Yes. Readability is to some extent in the eye of the beholder, and the proposed zgrep -i format wasn't my first choice: it evolved over some time as I used it to look at a lot of data. To some extent the format is aimed at my needs, and may be less suited for novices.
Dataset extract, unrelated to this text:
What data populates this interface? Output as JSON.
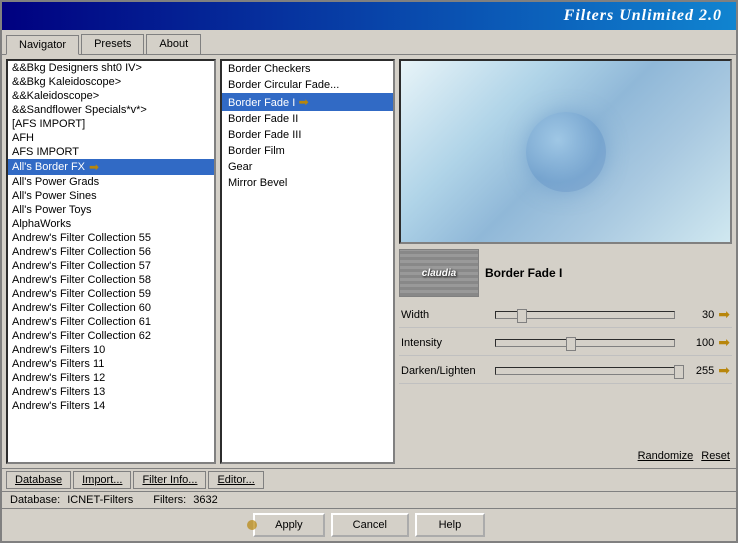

For example:

TZ="America/Phoenix"
- - -072818 LMT
1883-11-18 12 -07 MST
1918-03-31 03 -06 MDT 1
1918-10-27 01 -07 MST
1919-03-30 03 -06 MDT 1
1919-10-26 01 -07 MST
1942-02-09 03 -06 MWT 1
1943-12-31 23:01 -07 MST
1944-04-01 01:01 -06 MWT 1
1944-09-30 23:01 -07 MST
1967-04-30 03 -06 MDT 1
1967-10-29 01 -07 MST

Here the columns don't line up and although this may be a bit offputting for some, for me it's a plus as it causes the unusual WWII non-hour transitions to stand out. Also, it's easier to visually identify the daylight-saving transitions via "1" vs nothing, than to scan through a column saying "isdst=1" vs "isdst=0". In contrast:

America/Phoenix
Initially: -07:28:18 standard LMT
1883-11-18 19:00:00Z -07:00:00 standard MST
1918-03-31 09:00:00Z -06:00:00 daylight MDT
1918-10-27 08:00:00Z -07:00:00 standard MST
1919-03-30 09:00:00Z -06:00:00 daylight MDT
1919-10-26 08:00:00Z -07:00:00 standard MST
1942-02-09 09:00:00Z -06:00:00 daylight MWT
1944-01-01 06:01:00Z -07:00:00 standard MST
1944-04-01 07:01:00Z -06:00:00 daylight MWT
1944-10-01 06:01:00Z -07:00:00 standard MST
1967-04-30 09:00:08Z -06:00:00 daylight MDT
1967-10-29 08:00:00Z -07:00:00 standard MST

Although this conveys the same information, it's harder to catch anomalies, as the nicely-aligned columns and data tend to blur into each other. For example, it's hard to spot the error that I deliberately introduced into the penultimate line of that data, whereas the same error would have been much easier to see in zgrep -i format.